In 2012, the AP Shah report studied global best practices with a view to rebooting the existing domestic framework; it identified transparency, consent, and accountability as the fundamental building blocks of the ideal data protection regime. The report also observed that any new data privacy framework must aim to harmonise principles such as the principle of notice, choice and consent, limitation on collection and purpose, disclosure, openness, security, and accountability. These would also be relevant today.
Moreover, with technology constantly evolving, an approach based on standards would enable the law to keep pace with rapid changes in technology, as against objective rules that would fail to be relevant with constant technological developments.
Perhaps the biggest shift required from the existing regime is with respect to its applicability. It is imperative to bring government agencies within the ambit of the new framework. Although drafting a legislation that is applicable to both the private sector and the Government alike is a daunting task, it may be a streamlined method of ensuring that data subjects are adequately safeguarded.
While ‘consent’ is the cornerstone of any data privacy regime, the adequacy of such consent from the data subjects is sometimes debatable, especially in the context of standard-form contracts such as click wrap agreements. Recent studies show that this problem has been exacerbated manifold; people are often forced to accept unfavourable terms of service since most apps are designed to quit immediately if one does not click on the ‘I agree’ button.

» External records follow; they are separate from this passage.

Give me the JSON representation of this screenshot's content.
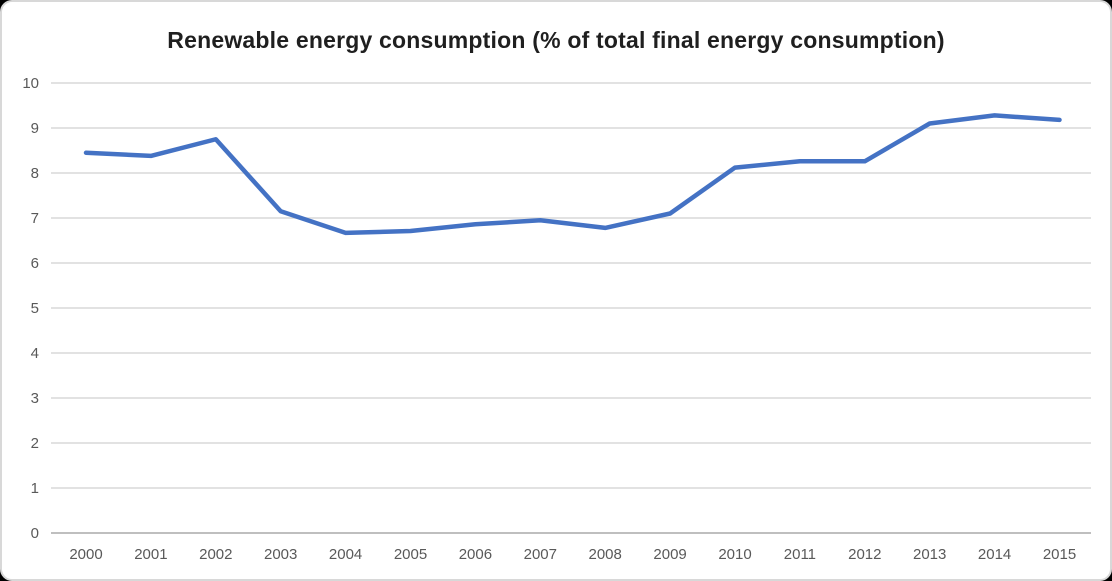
{
  "chart_data": {
    "type": "line",
    "title": "Renewable energy consumption (% of total final energy consumption)",
    "x": [
      2000,
      2001,
      2002,
      2003,
      2004,
      2005,
      2006,
      2007,
      2008,
      2009,
      2010,
      2011,
      2012,
      2013,
      2014,
      2015
    ],
    "values": [
      8.45,
      8.38,
      8.75,
      7.15,
      6.67,
      6.71,
      6.86,
      6.95,
      6.78,
      7.1,
      8.12,
      8.26,
      8.26,
      9.1,
      9.28,
      9.18
    ],
    "xlabel": "",
    "ylabel": "",
    "ylim": [
      0,
      10
    ],
    "ytick_interval": 1,
    "yticks": [
      "0",
      "1",
      "2",
      "3",
      "4",
      "5",
      "6",
      "7",
      "8",
      "9",
      "10"
    ],
    "grid": "horizontal",
    "legend": "none",
    "colors": {
      "line": "#4472C4",
      "gridline": "#d9d9d9",
      "axis_line": "#bfbfbf",
      "tick_label": "#595959",
      "title": "#1f1f1f",
      "plot_background": "#ffffff",
      "outer_background": "#000000"
    }
  }
}
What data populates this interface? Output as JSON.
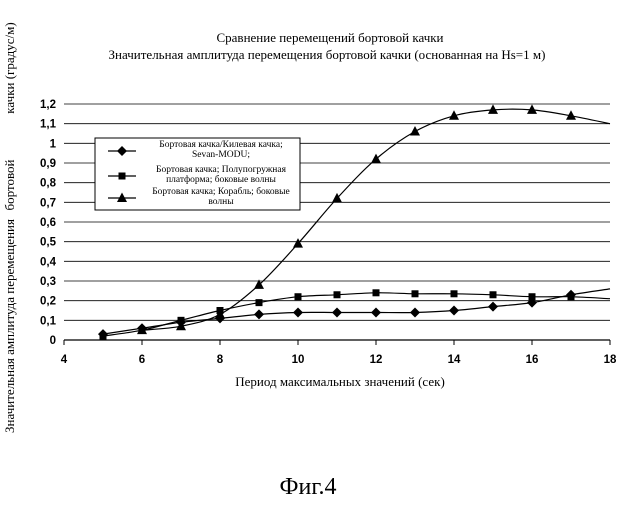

Behavioural research also points to the inability of data subjects to manage their own data. This is attributed to a combination of lack of understanding and general disinclination.
To counter this, researchers have argued that perhaps regulating only the collection of data may not be enough, its use by data collectors and data processors could also be regulated such that there is a prohibition on using certain data in a manner that is detrimental to data subjects. This could be a useful supplement to temper the current prior consent-based approach where data subjects often surrender their data without truly understanding the wider ramifications of exploitation of such data.
Several stops and starts and multiple draft privacy Bills later, the Government has now taken the step to constitute a committee under Justice (Retd) BN Srikrishna to suggest and draft a new data protection Bill. While the Supreme Court continues to deliberate whether the right to privacy should be elevated to a separate fundamental right, a robust and well-functioning data privacy legislation will go a long way in complementing the constitutional right to privacy in not only creating the right incentives for all stakeholders but also providing an efficient redress mechanism for data subjects.